May Bank Holiday is DIY Day

This coming weekend people across the UK will be celebrating the ancient rituals associated with the first bank holiday in May. No, we don’t mean dancing around maypoles, crowning May queens or watching Morris dancing. We don’t even mean attending the special events in Bristol such as meeting Postman Pat at Bristol Zoo on May 3rd or the Bristol harbour train rides on 1-3rd May, or even hands on toy time at the City museum on the 2nd. Whilst some people will undoubtedly be enjoying those pastimes, a far greater percentage of the population will be indulging in that now traditional beginning of May ritual, that of D.I.Y.

Yes, spring cleaning is over and with our homes feeling clean and fresh we now start noticing all those little jobs that we need to do to spruce the home up a bit. The May bank holiday may have started as a day’s holiday for farm workers to celebrate spring and the end of seed sowing but it has turned into the weekend when we spend more money in DIY shops and garden centres than at any other time.

With this in mind we thought we would give you a few tips on how to prepare for and clean up after your DIY efforts.

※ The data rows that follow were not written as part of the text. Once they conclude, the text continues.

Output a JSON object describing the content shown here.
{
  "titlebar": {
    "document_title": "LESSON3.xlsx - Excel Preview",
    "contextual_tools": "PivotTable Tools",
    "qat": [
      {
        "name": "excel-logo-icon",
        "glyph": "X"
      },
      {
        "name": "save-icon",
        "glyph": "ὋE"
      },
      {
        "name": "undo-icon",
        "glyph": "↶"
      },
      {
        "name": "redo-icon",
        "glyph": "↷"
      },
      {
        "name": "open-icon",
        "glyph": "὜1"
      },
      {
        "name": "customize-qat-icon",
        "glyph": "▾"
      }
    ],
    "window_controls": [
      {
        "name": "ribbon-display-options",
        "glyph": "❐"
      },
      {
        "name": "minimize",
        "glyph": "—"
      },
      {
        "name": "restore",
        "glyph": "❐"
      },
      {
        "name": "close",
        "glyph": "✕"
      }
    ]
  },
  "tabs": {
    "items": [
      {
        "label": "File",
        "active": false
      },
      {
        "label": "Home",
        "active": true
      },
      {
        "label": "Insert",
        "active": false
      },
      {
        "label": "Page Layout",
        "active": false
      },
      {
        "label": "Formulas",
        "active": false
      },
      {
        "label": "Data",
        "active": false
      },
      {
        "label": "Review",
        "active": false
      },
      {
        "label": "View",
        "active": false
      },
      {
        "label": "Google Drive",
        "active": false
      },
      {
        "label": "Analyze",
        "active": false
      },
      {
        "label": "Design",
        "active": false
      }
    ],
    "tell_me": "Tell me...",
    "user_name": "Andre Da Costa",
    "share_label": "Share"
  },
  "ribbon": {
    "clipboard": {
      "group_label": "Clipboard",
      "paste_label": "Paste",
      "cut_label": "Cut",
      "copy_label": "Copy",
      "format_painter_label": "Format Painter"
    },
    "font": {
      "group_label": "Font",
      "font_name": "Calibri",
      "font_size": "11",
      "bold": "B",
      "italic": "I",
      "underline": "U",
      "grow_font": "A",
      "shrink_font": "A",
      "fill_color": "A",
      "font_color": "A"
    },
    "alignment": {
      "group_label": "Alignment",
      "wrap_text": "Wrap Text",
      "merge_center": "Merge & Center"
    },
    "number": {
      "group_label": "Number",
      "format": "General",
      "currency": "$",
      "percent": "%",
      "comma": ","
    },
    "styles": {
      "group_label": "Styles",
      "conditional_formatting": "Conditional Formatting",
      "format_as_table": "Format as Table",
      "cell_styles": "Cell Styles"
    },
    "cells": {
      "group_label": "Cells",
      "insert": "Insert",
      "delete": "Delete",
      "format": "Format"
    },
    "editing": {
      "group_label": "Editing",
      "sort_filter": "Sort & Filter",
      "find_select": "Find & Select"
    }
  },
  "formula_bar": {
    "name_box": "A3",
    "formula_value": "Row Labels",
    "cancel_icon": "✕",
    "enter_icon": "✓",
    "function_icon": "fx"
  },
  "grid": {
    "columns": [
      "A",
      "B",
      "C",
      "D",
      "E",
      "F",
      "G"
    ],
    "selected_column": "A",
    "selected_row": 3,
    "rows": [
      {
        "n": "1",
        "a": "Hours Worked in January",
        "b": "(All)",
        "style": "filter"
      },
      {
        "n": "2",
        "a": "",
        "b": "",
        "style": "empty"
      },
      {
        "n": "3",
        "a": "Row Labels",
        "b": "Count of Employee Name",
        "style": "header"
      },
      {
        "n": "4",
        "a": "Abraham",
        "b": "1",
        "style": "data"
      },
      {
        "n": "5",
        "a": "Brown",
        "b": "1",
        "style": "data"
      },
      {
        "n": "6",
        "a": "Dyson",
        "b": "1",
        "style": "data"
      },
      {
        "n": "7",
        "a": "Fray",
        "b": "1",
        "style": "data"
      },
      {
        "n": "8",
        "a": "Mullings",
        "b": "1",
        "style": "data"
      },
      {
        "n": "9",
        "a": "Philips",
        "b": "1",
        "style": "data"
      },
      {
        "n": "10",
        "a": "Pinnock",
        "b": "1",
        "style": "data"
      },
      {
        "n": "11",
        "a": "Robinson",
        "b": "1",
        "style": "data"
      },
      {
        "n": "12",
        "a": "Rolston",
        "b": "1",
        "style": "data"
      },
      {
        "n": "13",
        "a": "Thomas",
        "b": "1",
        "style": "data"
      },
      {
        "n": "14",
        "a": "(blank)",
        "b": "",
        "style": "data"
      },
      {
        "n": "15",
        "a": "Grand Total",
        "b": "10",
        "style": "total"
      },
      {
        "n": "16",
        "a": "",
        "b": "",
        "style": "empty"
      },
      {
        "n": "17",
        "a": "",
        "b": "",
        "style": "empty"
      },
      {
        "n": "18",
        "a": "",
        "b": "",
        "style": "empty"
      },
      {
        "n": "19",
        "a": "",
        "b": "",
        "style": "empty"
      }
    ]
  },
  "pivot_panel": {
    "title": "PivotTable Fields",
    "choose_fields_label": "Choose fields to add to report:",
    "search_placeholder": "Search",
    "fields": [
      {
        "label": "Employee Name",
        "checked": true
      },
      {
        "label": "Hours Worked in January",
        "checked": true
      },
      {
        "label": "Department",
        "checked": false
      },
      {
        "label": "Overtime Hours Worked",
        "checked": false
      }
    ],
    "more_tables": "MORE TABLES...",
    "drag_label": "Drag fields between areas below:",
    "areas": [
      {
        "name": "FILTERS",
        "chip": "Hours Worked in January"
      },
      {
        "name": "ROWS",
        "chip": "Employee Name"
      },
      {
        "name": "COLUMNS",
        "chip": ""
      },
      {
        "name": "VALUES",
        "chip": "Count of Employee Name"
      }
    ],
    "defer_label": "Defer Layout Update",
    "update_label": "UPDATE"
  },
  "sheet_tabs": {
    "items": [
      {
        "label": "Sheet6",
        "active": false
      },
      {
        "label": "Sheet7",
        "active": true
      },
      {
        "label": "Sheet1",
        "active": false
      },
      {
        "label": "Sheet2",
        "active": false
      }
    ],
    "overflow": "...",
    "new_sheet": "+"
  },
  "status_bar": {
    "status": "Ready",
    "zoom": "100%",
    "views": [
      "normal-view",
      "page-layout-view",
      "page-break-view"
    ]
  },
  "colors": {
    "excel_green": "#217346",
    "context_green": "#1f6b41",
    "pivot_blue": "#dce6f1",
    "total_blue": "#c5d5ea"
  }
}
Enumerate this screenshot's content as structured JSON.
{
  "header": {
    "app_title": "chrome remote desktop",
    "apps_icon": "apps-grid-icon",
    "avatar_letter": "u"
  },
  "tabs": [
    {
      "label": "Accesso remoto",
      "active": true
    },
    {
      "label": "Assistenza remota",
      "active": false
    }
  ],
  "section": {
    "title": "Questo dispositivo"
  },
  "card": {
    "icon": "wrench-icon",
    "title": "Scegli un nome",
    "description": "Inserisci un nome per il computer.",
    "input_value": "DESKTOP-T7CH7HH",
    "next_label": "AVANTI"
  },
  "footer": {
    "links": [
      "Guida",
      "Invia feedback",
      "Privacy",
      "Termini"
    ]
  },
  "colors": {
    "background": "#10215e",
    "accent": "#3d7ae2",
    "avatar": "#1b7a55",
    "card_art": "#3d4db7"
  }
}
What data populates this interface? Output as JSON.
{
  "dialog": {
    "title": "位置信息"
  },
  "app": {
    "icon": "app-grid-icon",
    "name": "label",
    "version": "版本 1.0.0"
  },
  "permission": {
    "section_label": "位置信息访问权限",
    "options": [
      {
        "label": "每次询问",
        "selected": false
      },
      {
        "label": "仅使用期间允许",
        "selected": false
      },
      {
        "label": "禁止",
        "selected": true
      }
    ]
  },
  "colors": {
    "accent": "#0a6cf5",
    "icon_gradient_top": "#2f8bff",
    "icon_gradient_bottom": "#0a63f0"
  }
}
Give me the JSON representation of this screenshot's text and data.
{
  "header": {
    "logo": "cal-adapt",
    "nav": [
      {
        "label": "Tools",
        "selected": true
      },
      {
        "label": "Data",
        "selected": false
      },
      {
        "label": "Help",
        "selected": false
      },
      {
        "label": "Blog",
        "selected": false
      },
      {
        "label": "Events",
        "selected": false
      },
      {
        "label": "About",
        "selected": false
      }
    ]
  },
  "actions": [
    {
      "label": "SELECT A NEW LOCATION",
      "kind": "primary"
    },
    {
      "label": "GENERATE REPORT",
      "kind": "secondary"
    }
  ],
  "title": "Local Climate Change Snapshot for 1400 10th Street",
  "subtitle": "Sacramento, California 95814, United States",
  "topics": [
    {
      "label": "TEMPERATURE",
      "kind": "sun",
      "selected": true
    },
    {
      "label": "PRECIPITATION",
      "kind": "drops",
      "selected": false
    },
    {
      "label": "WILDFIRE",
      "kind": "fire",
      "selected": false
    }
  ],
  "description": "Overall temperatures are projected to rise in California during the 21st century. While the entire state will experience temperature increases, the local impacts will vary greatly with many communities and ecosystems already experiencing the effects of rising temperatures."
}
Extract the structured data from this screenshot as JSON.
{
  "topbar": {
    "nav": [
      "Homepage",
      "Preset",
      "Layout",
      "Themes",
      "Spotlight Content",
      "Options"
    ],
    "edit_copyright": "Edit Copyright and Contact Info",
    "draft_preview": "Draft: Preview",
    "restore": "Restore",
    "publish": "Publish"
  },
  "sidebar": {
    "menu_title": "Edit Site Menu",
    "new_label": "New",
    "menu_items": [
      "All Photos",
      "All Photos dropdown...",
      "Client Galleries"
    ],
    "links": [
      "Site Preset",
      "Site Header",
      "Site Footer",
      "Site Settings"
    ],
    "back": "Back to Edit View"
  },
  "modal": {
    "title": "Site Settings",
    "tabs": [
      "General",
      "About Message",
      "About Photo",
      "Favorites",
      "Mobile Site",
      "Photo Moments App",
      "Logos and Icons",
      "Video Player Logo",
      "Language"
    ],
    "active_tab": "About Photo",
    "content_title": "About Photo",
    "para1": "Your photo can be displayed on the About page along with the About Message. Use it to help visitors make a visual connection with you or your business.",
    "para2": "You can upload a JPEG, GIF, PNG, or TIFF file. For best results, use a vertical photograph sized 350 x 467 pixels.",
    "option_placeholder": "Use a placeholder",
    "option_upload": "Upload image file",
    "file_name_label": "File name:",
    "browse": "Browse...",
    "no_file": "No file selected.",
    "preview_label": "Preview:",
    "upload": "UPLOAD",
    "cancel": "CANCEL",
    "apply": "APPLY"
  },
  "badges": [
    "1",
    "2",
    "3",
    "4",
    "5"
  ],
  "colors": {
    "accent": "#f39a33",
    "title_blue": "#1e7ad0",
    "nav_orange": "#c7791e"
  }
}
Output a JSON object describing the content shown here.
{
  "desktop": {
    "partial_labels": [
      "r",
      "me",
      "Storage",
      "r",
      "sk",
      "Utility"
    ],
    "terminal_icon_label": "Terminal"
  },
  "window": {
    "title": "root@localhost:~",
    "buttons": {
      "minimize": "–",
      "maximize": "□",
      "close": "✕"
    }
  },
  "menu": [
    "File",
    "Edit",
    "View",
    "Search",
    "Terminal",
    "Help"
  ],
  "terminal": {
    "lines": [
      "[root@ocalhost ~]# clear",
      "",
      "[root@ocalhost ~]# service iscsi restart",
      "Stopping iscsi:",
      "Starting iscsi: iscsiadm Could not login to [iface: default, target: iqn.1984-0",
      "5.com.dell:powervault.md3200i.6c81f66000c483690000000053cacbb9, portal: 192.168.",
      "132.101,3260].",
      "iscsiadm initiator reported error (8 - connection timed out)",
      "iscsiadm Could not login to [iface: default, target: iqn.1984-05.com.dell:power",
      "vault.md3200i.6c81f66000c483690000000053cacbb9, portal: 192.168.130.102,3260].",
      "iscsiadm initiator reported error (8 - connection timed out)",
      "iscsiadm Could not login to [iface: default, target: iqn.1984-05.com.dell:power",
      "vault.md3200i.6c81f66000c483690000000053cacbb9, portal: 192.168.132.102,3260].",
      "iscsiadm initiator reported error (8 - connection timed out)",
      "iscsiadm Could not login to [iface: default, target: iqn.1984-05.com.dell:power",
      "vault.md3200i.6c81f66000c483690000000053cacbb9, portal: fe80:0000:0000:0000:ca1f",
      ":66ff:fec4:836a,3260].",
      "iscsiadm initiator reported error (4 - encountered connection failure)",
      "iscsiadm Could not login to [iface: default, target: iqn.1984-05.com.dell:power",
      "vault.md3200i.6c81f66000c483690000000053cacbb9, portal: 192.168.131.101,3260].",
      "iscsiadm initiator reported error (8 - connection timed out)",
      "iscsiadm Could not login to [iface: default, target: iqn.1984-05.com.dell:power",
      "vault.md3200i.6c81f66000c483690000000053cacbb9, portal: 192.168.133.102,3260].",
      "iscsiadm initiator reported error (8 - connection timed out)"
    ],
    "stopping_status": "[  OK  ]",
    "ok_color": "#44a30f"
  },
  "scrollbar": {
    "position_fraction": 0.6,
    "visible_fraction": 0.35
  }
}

Let’s mainly concentrate on the most obvious DIY task; giving a room, door or skirting board a quick lick of paint. For this task, preparation is everything. First make sure that you clear furniture, paintings and any other objects from the area to be painted. Then cover up all nearby furniture with dust sheets. If you don’t have old sheets then take a quick trip to your nearest charity shop where you can find old sheets, curtains or duvet covers to use as dust sheets for a couple of pounds. Don’t forget to cover your floor as well and if you are painting skirting boards then make sure you cover carpets right up to the skirting.

Next check out what you’ll need to do to clear up any paint spills. This will vary depending on whether you are using water based, oil based or acrylic based paint. There will be instructions on the tin either on clearing up spills or how to clean brushes and you need to read these before you open the tin. Whatever method you use you will probably need lots of rags, old newspapers and kitchen roll so be prepared.

Finally, clear all pets and small children from the area and you are ready to start.

Many other DIY tasks are guaranteed to create quantities of dust, just what you need in your newly, spring cleaned home. As with the painting hints, cover as much of your furniture as possible with dust sheets and consider whether you need to take down curtains. For a quick job, you can wrap a dust sheet round your curtains and this will save you from taking them down.

Once you have finished your DIY, carry all dust sheets outside carefully. Make sure the wind isn’t blowing in the direction of your open windows or your neighbour’s house and carefully shake off as much dust as possible. If you have a washing line then hang the sheets outside for a day before folding them up for next time.

No matter how careful you have been a small amount of dust will have escaped into carpets and furniture so give them a really good clean before you use the room again. Air the room to remove any residual paint smells and relax in the knowledge of a good job well done.